A Fazendas Reunidas Boi Gordo está alertando os seus investidores sobre um golpe que já fez vítimas. O alerta esta no site da empresa. O golpista entra em contato com o credor da Boi Gordo e afirma que há uma liminar que permite a liberação de alguns contratos da empresa. Para este contato, o golpista usa a própria lista dos investidores relacionados na concordata da Boi Gordo, a qual possui nome, endereço e valor do crédito dos investidores.

Os golpistas solicitam os dados da conta corrente do investidor para que seja efetuado o depósito, mas exigem que, em contra partida, o investidor deposite em uma determinada conta corrente um valor referente aos honorários advocatícios - em torno de 10% do valor do crédito. Segundo o alerta da Boi Gordo, esta conta corrente informada pelo golpista está em nome de um ''laranja''.

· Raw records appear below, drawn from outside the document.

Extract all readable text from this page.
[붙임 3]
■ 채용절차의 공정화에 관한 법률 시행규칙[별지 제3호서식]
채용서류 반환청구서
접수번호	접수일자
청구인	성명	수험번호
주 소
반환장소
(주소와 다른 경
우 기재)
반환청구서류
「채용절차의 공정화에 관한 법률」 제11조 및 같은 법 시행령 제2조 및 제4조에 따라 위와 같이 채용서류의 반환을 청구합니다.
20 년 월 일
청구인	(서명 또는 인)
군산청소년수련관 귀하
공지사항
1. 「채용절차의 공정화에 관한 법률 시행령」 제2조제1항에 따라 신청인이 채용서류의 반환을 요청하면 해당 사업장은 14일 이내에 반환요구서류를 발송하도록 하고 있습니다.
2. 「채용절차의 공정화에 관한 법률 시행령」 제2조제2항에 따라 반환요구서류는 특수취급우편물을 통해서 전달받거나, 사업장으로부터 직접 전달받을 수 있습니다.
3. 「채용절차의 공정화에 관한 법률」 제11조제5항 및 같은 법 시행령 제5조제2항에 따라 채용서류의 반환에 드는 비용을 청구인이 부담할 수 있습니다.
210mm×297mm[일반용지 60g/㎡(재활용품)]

De fato, o depósito é feito pelo golpista, mas em cheque, ou seja, o valor não pode ser resgatado antes da sua compensação. O investidor, ao checar a entrada do depósito, faz o seu depósito na conta corrente indicada pelo golpista. Passado o prazo para a compensação do cheque, o investidor percebe que o cheque recebido não tinha fundo, e que o depósito feito na conta do laranja foi uma perda adicional.

A reportagem da Agência Estado conseguiu o telefone de um golpista e fez o contato, identificando-se como um investidor da empresa. O golpista explicou que este pagamento era resultado do julgamento de uma ação popular iniciada em 1998 no Rio de Janeiro, sem dar maiores detalhes.

Ele afirmou que neste processo a Justiça havia determinado que a Boi Gordo vendesse parte de seus bois para pagar investidores com títulos acima de R$ 30 mil. A ação, segundo o golpista, teria sido motivada por dificuldades financeiras da empresa em honrar o vencimento dos títulos.

O golpista diz que um oficial de justiça faz o depósito na conta corrente do investidor. E que este investidor, ao confirmar o depósito, deve depositar em dinheiro 5% do valor do crédito na conta corrente do oficial de justiça.